一种特殊的牵连犯:汽车碰瓷行为的罪质与罪数分析
——以天津于大智案和长春王耐案为例

2022-10-12 09:07陈应长
关键词:公共安全行为人交通事故

张 平 陈应长

(华东理工大学 法学院,上海 200237)

引 言

“汽车碰瓷”是指碰瓷行为人利用其对道路交通相关法律、法规的熟悉,在受害人车辆正常行驶时,或者受害人驾驶机动车出现违章行为时,或者在受害人驾驶机动车进行变道、起步、停车和转弯等易发生交通事故的操作时,驾驶自己的机动车与受害人的机动车相撞,造成自己不违反交通规则而事故是由受害人过错导致的假象,采用欺骗、恐吓等方式或者使用暴力手段索取高额赔偿费用的行为[1]。近年来,汽车碰瓷恶性刑事案件频发,与其他碰瓷案件相比,此类案件日益呈现出组织性强、隐蔽性高和行为方式多样等特点,对公共安全产生了极大的危害,必须严厉打击,但对此类案件的罪质与罪数问题,理论界和实务界尚未作系统研究,认识较为模糊,导致部分案件定罪量刑错误或者不当,这不仅会损害法律的权威性,也会有损司法机关的公信力。笔者立足于理论与实践需要,从分析两个典型案件入手,探析认定此类犯罪存在的理论与实践困境,综合碰瓷行为涉及的罪名,提出简明便捷的判断路径,明晰具体情形下汽车碰瓷犯罪的罪质与罪数,以期对理论研究与司法实践有所裨益。

一、问题的由来

(一)基本案情与诉讼过程

2018年12月至2019年9月期间,被告人于大智、李克龙等人为牟取非法利益,在天津市东丽区、河西区等地酒吧、歌厅、饭店附近寻找酒后驾驶人员,故意制造“碰瓷”事故,敲诈或骗取他人财物。2019年6月5日2时许,被告人于大智、李克龙等人预谋后,在东丽区歌厅附近发现作案目标,李克龙、于大智分别驾驶机动车尾随被害人李某驾驶的轿车,在天津市东丽区津塘公路与外环线交口处,李克龙驾车故意撞击李某车辆右后部。事故后李某未停车继续行驶,李克龙驾车高速追逐,于大智得知上述情况后亦在后追赶,当李某驾车行驶至东丽区津塘公路六号桥附近时轿车失控撞向路边灯杆,导致李某死亡及同乘人员白小亮受伤。经天津市司法鉴定中心鉴定,李某血液中乙醇含量为133.4 mg/100 ml,李某发生事故前的平均速度约为136 km/h,李克龙驾车追逐的平均速度约为119 km/h(此案以下简称于大智案)。

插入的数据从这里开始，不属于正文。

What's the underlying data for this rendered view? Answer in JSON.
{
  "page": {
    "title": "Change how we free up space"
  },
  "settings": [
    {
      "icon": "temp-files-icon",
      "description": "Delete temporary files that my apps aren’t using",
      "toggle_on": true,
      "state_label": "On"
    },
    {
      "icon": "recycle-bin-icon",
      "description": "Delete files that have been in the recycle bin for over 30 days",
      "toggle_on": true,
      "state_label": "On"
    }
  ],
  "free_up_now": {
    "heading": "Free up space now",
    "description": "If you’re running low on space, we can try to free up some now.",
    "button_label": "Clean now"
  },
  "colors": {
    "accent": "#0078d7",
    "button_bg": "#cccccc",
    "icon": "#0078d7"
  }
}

公诉机关认为,两被告人在实施敲诈勒索犯罪中,驾车超速追逐他人,危害公共安全并致一人死亡,应按照以危险方法危害公共安全罪定罪处罚。辩护人认为,被告人李克龙驾车追赶的行为与刑法规定的放火、决水、爆炸、投放危险物质等危险方法不具有相当性,不能认定李克龙驾车追赶的方法属于危险方法。被告人李克龙对其行为构成以危险方法危害公共安全罪的指控持有异议,辩解称其驾车追赶的只有被害人李某一人,并不针对不特定的多数人,该行为并末危害到公共安全,况且在双方发生事故后被害人李某加速离开现场,与其追赶行为无关,但就整体而言,其应当承担危险驾驶罪或过失致人死亡罪的法律责任。法院在认定两被告人驱车追赶被害人致其死亡的行为时认为,由于事发当时为凌晨2时许,道路上人流较小,过往车辆较少,被告人李克龙驾车高速追赶被害人的行为并不会对不特定人群及公共安全造成危害,且被告人追赶被害人,并无追求被害人死亡的主观故意,而只是为向被害人实施敲诈勒索,被害人死亡的后果其事先并未预见,属于过失犯罪,故应当认定为过失致人死亡罪追究被告人李克龙的刑事责任①。

(二)定性争议与问题提出

在于大智案中,法院、公诉机关与辩护人对案件定性见解不一。具体而言,存在以下三个方面的争议:第一,行为是否危害公共安全?检察机关认为两被告人超速驾车追逐他人,具有危害公共安全的性质。与此相对,辩护人认为驾车追赶的只有被害人一人,并不针对不特定的多数人,所以该行为并未危害到公共安全。法院以事发当时道路上人流小、过往车辆少并且不会对不特定人群及公共安全造成危害为由否认行为具有危害公共安全的性质。以上对行为是否危害公共安全的判断,体现出对公共安全的内涵及判断要素含糊不清。辩护人以行为对象只有被害人一人为由否定驱车追逐行为危害公共安全,忽视了超速驾车对潜在对象造成的具体危险。第二,故意制造交通事故的行为是否属于《中华人民共和国刑法》(以下简称《刑法》)第114条规定的“危险方法”?第三,犯罪目的在认定主观罪过时应处何种地位?实践中广泛存在将犯罪目的作为主观罪过的核心判断要素,而忽视认识因素与意志因素的内容及其在罪过判断中的地位。如该案辩护人认为,被告人的直接目的是追上被害人实施敲诈勒索,并无危害公共安全的故意。法院认为,被告人并无追求被害人死亡的主观故意,而只是为向被害人实施敲诈勒索。以上两者判断的问题在于:以犯罪目的取代认识因素与意志因素,将犯罪目的作为主观罪过的唯一判断要素。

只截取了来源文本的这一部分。